Acesso à Justiça, processo eletrônico e princípio da avaliação da prova*


Porals14409- Postado em 04 novembro 2012

A inflação legislativa no Brasil é um fato facilmente constatado por qualquer operador do direito. Assim, herdeiros do Direito Romano que somos, para tudo buscamos uma lei para disciplinar as relações sociais. A sociedade anseia por leis na vã expectativa de achar que mais normas irão resolver os problemas sociais que arrebatam o povo brasileiro.

E assim, alguns sabem – e a massiva população sequer interessa em saber – que mudanças sociais são resultados de um povo bem educado, instruído, moral e consciente politicamente quanto a sua responsabilidade para com o país em que vive.
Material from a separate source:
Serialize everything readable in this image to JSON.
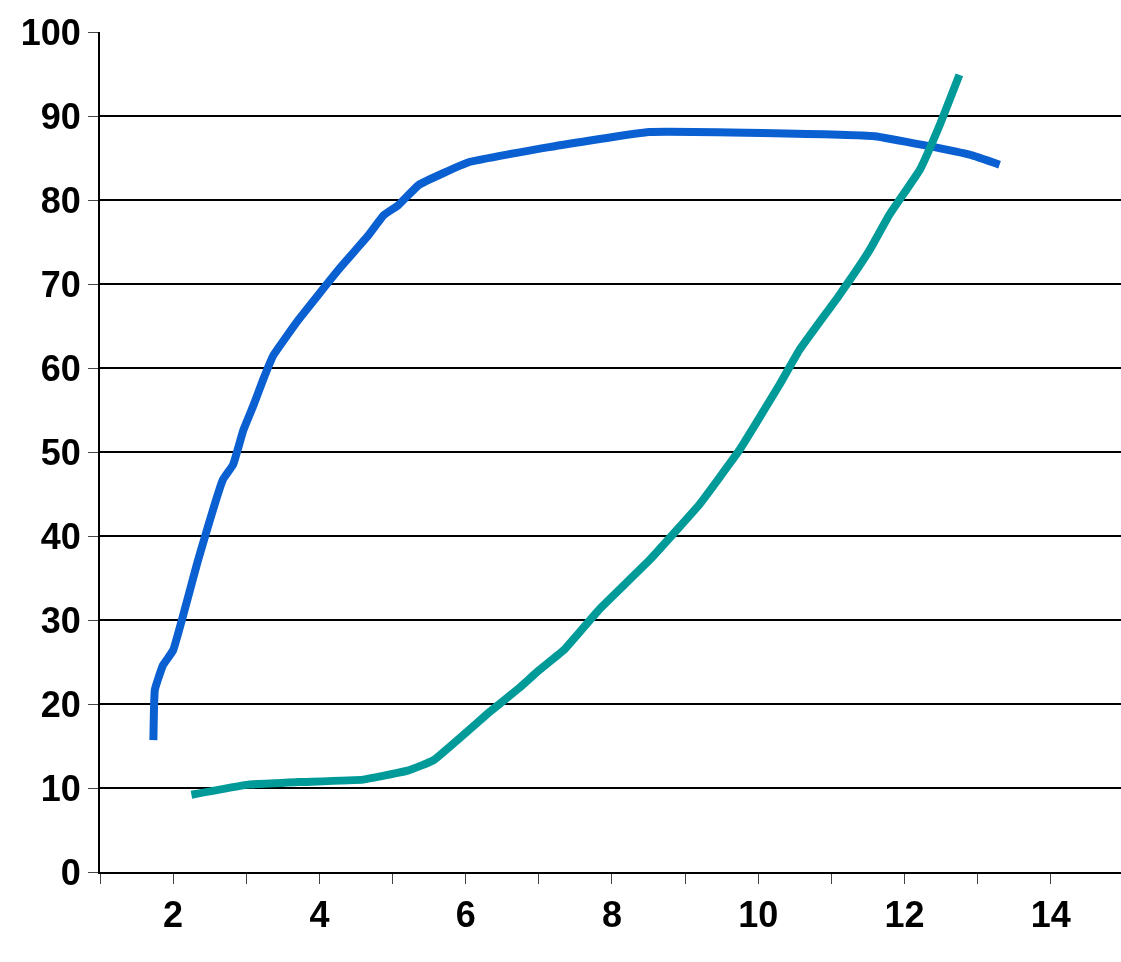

Dessa forma, ainda somos apenas uma grande fonte de mão-de-obra barata e uma massa de manobra apaixonada por efemeridades e insignificâncias.

Passadas pouco mais de duas décadas da Constituição de 1988, ainda estamos aprendendo Democracia e cidadania; o Estado Democrático de Direito ainda é algo distante da realidade histórica que sempre moldou a sociedade brasileira; ainda precisamos de muita maturidade política e senso de cidadania para projetarmos um país melhor para as gerações que se iniciam.

Sem dúvida, o acesso à Justiça, conforme preconiza o art. 5º, XXXV, da CF/88, é uma das grandes conquistas da nova ordem constitucional, pois permitiu ao jurisdicionado ver seu direito amparado pela análise de um Juiz, bem assim, tê-lo protegido por quem quer que seja, inclusive se a violação partir do próprio Estado.

Atualmente, inúmeras ferramentas vêm sendo implementadas para incluir cada vez mais pessoas na esfera de proteção jurídica, que instrumentaliza-se no Poder Judiciário. São exemplos disso os Juizados Especiais; projetos como Justiça Presente, Justiça Itinerante, Casas da Cidadania, Movimento pela Conciliação; Convênios com Instituições de Ensino e integração entre várias esferas do Poder Estatal.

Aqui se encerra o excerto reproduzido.